May came from a town near Dresden that ended up within the East German borders, but his books were frowned upon by the socialist authorities, perhaps because his much younger widow was an avowed Fascist before her death in 1944, and perhaps because of the books' mystical elements. They were not published in the Soviet Union either, Shary writes.
When the East German film company DEFA began making Westerns, or Indianerfilme in 1966, it took as a basis books by various authors including German writer Liselotte Welskopf-Henrich and Fenimore Cooper. The idea behind the films was to beat the West Germans at their own game by painting an authentic picture of Native American life that exposed the ills of the capitalist system.
"The West German westerns, like Karl May's novels, are adventures for the sake of adventures. The films with Gojko Mitic are all historic adventure dramas, at the center of which are always Red Indians and not the white conquerers of America," Shary writes, although he says that as a child he was unaware of the political subtext.
Among the stars of the East German productions were Dean Reed, the American actor and singer who espoused leftist causes, and Polish actress Barbara Brilske, who later became a Soviet megastar in the comedy "Irony of Fate." But the hero in 12 of the films was Mitic in the roles of various Indian chiefs. Strangely enough, Serbian-born Mitic began his career in the West German genre films but only gained leading roles in the Eastern versions.
His bulging muscles and striking dark looks compared favorably with his counterpart in the West German films, French actor Pierre Brice. "The name of the film doesn't matter. In each one, Gojko Mitic is in great shape," Soviet Screen magazine wrote ironically.
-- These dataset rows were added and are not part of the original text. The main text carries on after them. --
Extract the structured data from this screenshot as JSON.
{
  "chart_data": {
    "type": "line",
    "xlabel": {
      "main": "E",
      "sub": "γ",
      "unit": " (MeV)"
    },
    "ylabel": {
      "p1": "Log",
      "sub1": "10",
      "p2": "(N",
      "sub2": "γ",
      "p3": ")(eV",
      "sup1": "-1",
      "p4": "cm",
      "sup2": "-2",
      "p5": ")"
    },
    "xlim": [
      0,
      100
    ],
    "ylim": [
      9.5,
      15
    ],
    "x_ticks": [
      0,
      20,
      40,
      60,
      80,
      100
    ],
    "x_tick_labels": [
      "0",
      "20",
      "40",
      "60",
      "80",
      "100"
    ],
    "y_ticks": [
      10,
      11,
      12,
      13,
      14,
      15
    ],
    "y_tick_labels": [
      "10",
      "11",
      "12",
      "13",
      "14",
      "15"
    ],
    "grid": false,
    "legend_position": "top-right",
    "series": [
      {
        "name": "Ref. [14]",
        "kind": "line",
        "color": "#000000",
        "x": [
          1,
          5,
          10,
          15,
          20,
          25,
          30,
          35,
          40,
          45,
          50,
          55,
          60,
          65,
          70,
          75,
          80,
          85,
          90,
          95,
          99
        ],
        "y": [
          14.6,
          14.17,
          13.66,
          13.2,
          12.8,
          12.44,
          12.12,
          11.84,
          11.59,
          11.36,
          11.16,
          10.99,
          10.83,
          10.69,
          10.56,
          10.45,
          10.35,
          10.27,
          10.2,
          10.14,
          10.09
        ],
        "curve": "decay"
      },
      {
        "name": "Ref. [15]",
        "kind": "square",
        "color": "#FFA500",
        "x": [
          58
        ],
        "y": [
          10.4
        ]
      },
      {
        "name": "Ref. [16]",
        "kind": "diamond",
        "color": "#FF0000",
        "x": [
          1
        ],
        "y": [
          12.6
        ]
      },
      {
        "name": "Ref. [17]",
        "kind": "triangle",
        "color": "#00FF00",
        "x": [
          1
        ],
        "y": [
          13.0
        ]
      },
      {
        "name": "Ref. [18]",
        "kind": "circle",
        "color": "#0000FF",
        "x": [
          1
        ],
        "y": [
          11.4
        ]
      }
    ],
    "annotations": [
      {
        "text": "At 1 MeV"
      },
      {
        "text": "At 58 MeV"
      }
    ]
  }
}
Mitic always played heroic roles, usually dying at the end, Shary writes. "Gojko Mitic as the chief of the Dakota, Clear-Eyed Hawk, died in a hail of bullets -- but a moment before his death he managed to kill bandit Beshan with a thrown knife; Gojko Mitic as Tecumseh, the chief of the Shawnee, died the death of the brave in an unequal fight for freedom with American soldiers. Even when Gojko Mitic's Red Indians were allowed to live by the screenwriters, they were condemned to exile and new battles."
Although the Soviet Union never made any films about Native Americans, it provided some of the locations for the East German movies. Crimea stood in for the Pacific coast and Tippecanoe County in one film, while the Mexican desert was recreated near Samarkand, Uzbekistan, for another. Locals were also drafted in as extras. Toward the end of the series, though, these locations became more and more unconvincing.
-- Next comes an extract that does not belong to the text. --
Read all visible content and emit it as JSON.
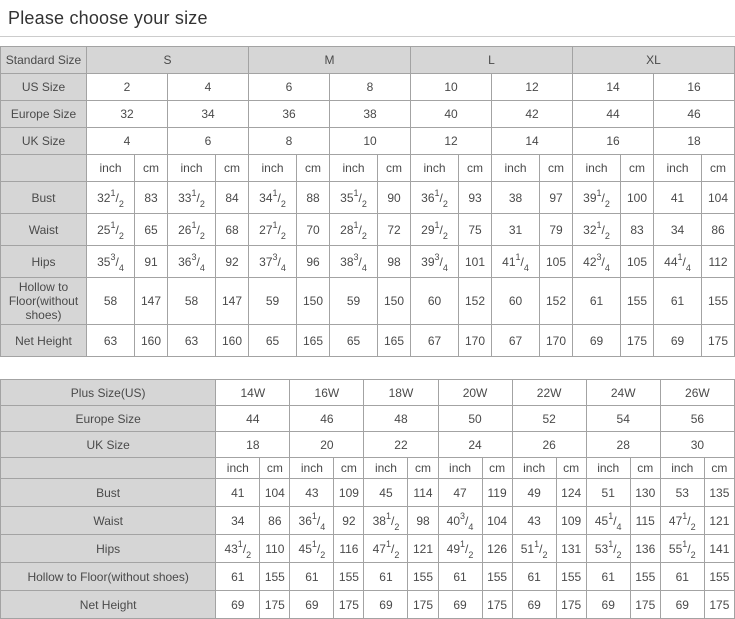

"The [last] film 'Chief White Feather' ('Der Scout') was shot in 1983 in the Mongolian People's Republic, when the makers already seemed to realize that it was time to call a stop to the theme of suffering Red Skins," Shary writes. "The Mongolian extras who stood in for Red Indians on stocky steppe ponies look pitiful and ridiculous."
"Leader of the Red Skins in Books and on the Screen" (Vozhd Krasnokozhikh v Knigakh i na Ekrane) by Andrei Shary is published by NLO.